Fear and injury do not factor in my success.

I ignore the giant next to me, the so-called expert. I don’t look at him; rather, I concentrate on getting my performance right. I count the beat that will drive me to the summit first, and my body moves according to the drum beating in my head. It is the only thing I hear.

I maintain the rhythm, pass the sixty-foot mark, but I don’t recognize it, other than to know I must force my body to work harder, to speed up where others will slow. The final push.

When I hit the top, I have no time to judge who was there first; instead I stretch to reach the black mark with my rope before clinging on with every muscle fiber in my body and allowing the rope to slip down the log and take me back to earth at breakneck speed. My body batters against the log as I twist and twirl, the only control being gravity drawing me back down. My elbows knock as my legs swing out, but I grip tighter with my hands, clenching my biceps to ensure I don’t let go.

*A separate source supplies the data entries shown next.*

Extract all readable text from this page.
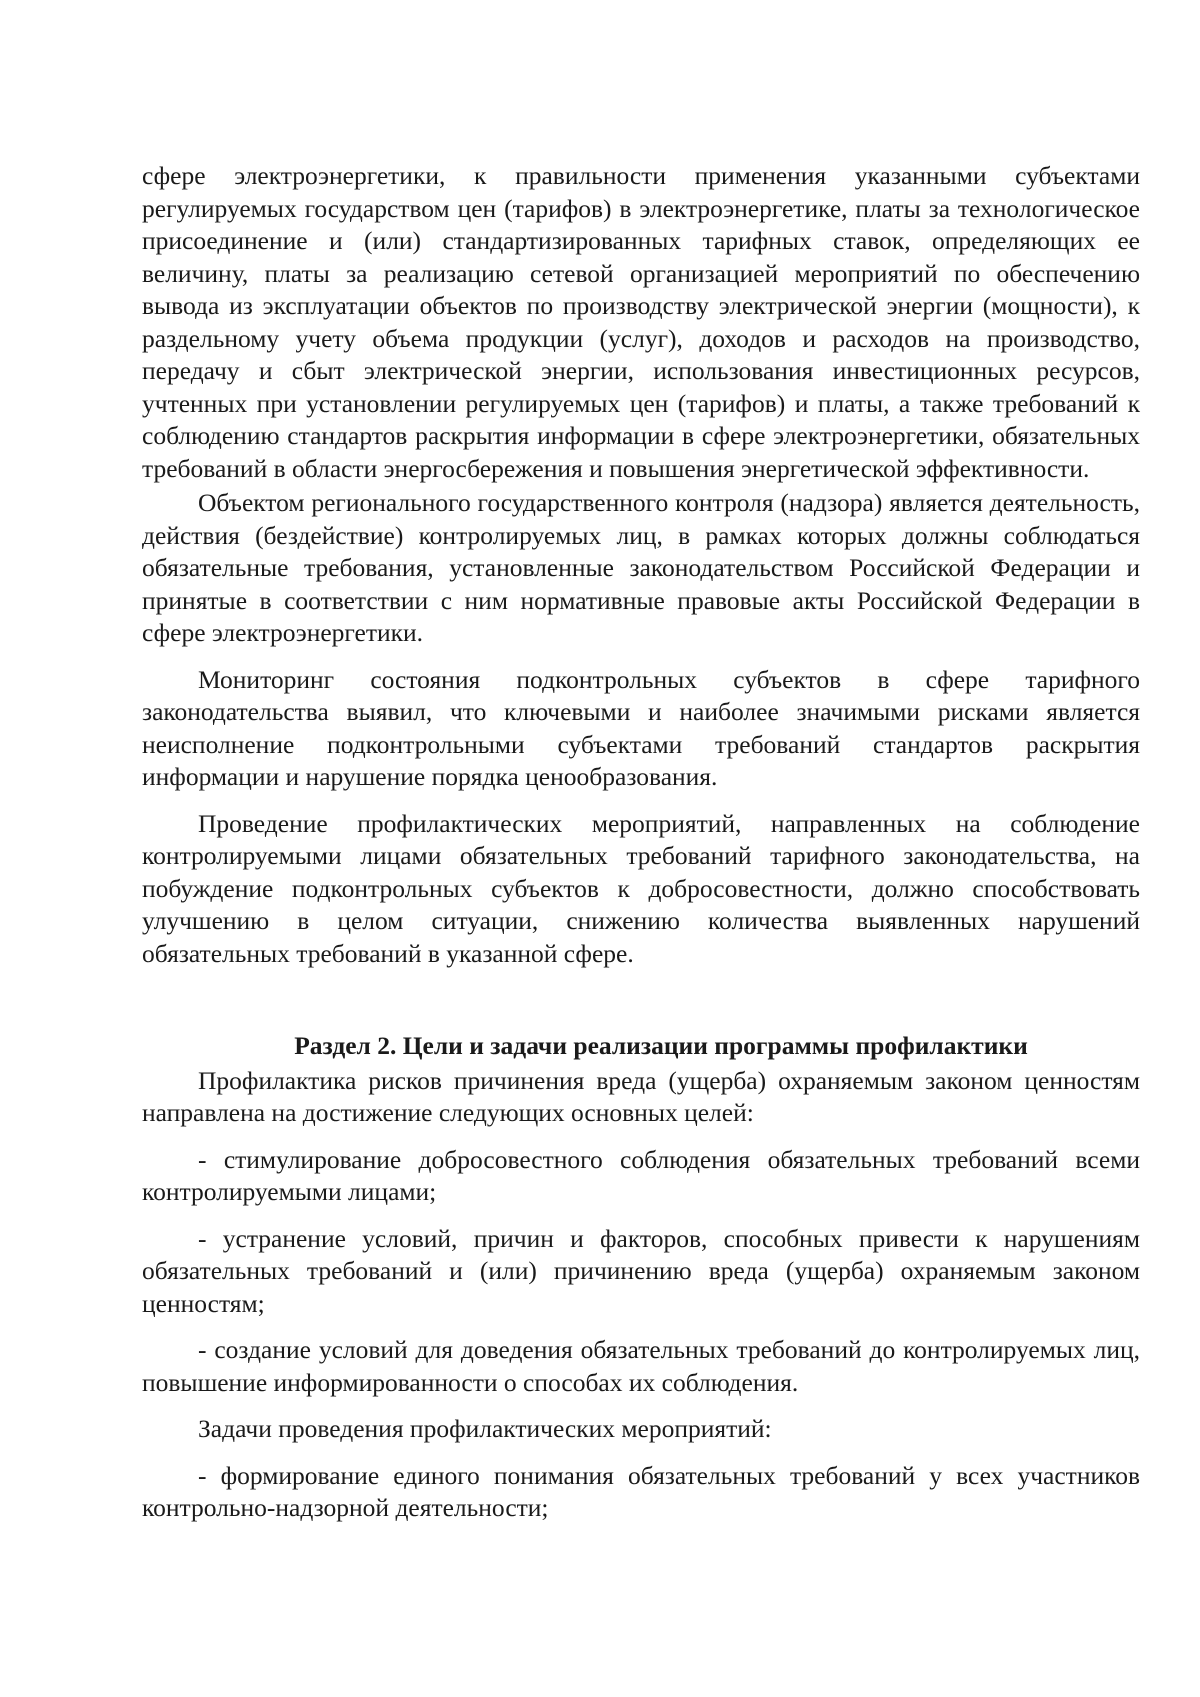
сфере электроэнергетики, к правильности применения указанными субъектами регулируемых государством цен (тарифов) в электроэнергетике, платы за технологическое присоединение и (или) стандартизированных тарифных ставок, определяющих ее величину, платы за реализацию сетевой организацией мероприятий по обеспечению вывода из эксплуатации объектов по производству электрической энергии (мощности), к раздельному учету объема продукции (услуг), доходов и расходов на производство, передачу и сбыт электрической энергии, использования инвестиционных ресурсов, учтенных при установлении регулируемых цен (тарифов) и платы, а также требований к соблюдению стандартов раскрытия информации в сфере электроэнергетики, обязательных требований в области энергосбережения и повышения энергетической эффективности.

Объектом регионального государственного контроля (надзора) является деятельность, действия (бездействие) контролируемых лиц, в рамках которых должны соблюдаться обязательные требования, установленные законодательством Российской Федерации и принятые в соответствии с ним нормативные правовые акты Российской Федерации в сфере электроэнергетики.

Мониторинг состояния подконтрольных субъектов в сфере тарифного законодательства выявил, что ключевыми и наиболее значимыми рисками является неисполнение подконтрольными субъектами требований стандартов раскрытия информации и нарушение порядка ценообразования.

Проведение профилактических мероприятий, направленных на соблюдение контролируемыми лицами обязательных требований тарифного законодательства, на побуждение подконтрольных субъектов к добросовестности, должно способствовать улучшению в целом ситуации, снижению количества выявленных нарушений обязательных требований в указанной сфере.

Раздел 2. Цели и задачи реализации программы профилактики

Профилактика рисков причинения вреда (ущерба) охраняемым законом ценностям направлена на достижение следующих основных целей:

- стимулирование добросовестного соблюдения обязательных требований всеми контролируемыми лицами;

- устранение условий, причин и факторов, способных привести к нарушениям обязательных требований и (или) причинению вреда (ущерба) охраняемым законом ценностям;

- создание условий для доведения обязательных требований до контролируемых лиц, повышение информированности о способах их соблюдения.

Задачи проведения профилактических мероприятий:

- формирование единого понимания обязательных требований у всех участников контрольно-надзорной деятельности;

The stark blue of the crash mat is approaching fast. While I want to hit it first and win this championship, and my natural instinct is to strike out with my feet, Florian taught me to bend my knees and await the impact with flexibility to avoid crushing my legs again.

I tense my glutes, raising my legs and bend my knees, waiting. As my feet slam back to earth, my core braces and I cling on to the rope even tighter, steadying my balance against the shock.

When I whip my head around to see where the other guy is, he's also there.

“Who won?” I say to no one, searching for Kyle in the midst of the cheering throng.

I don’t see him. He’s not there, because he body slams me from behind. “You did it, you odd fucking man. You only went and won.” His words are loud, rattling around my brain without fully registering there. But, nothing else is important as he grabs me around my waist and screams the words into my ear.

And that’s when I feel it, the thing I hadn’t realized was missing. That security not only of being one half of a couple, but of being me.